UNTRACE undoes any tracing. Calling TRACE without any arguments
prints a list of currently traced executable entities, calling
UNTRACE without any arguments causes tracing to be undone for
all currently traced entities.

A _function_spec_ is either a symbol naming a function (i.e. a
symbol whose global function cell is bound to a function definition
object, or to which the application of MACRO-FUNCTION will return
a function definition object) or a list whose first element indicates
what kind of funcallable object is to be traced and whose tail indicates
which particular function should be traced. The complete set of
function specifications will necessarily be implementation dependent; however,
every implementation is required to support the following:

	_symbol_-Invocations of the function or macrofunction named by
	         _symbol_ via. _symbol_ as a global name are traced.

	(METHOD _generic-function-name-specification_
                _{method-qualifiers}_* 
	        _parameter-specializer-name-list_
        )
	If the method whose parameter specializer list, generic function
	name specification, and method qualifiers are listed is tracable,
	then invocations through the generic function name specification 
	will be traced.

	(SETF _symbol_)-If the SETF function having the name specification
	is tracable, it will be traced (see proposal SETF-CLOS for
	more information on SETF name specifications).

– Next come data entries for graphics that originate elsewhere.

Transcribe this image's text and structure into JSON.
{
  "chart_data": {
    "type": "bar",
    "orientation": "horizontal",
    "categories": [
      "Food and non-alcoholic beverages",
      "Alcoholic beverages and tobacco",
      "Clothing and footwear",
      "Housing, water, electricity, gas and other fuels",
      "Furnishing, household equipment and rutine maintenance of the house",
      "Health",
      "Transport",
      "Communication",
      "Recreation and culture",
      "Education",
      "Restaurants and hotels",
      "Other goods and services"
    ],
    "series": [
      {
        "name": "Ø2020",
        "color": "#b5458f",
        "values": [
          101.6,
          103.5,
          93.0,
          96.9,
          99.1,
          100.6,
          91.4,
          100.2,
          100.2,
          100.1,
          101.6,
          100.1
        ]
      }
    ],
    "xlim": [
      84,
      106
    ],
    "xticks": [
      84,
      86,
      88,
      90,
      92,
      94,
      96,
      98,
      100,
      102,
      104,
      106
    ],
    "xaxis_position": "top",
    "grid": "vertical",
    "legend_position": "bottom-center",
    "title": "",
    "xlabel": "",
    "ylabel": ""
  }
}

Implementations are encouraged to provide for tracing of as many
funcallable objects as possible.

Rationale:

Adoption of the Common Lisp Object System will require the availability
of debugging information on individual methods. 

Current practice:

Some Common Lisp implementations have extended TRACE syntax to
allow specification of breaks. Currently, the TRACE macro is
specified to take any number of symbols.

Adoption Cost:

The syntax of the TRACE macro will take only one function specification
in order to accomodate the :BREAK key. But, since TRACE tends to
be used interactively at the command langauge level, the impact
on existing code should be slight.

Cost of non-adoption:

Without this, implementation dependent ways of specifying the
:BREAK option would continue to be used. In addition, most
implementors would probably add their own syntax for allowing
programmers to obtain information on individual method invocation.

Benefits:

Allow programmers to obtain information on individual method
invocations.

Conversion Cost:

Minor re-write of the TRACE and UNTRACE macros.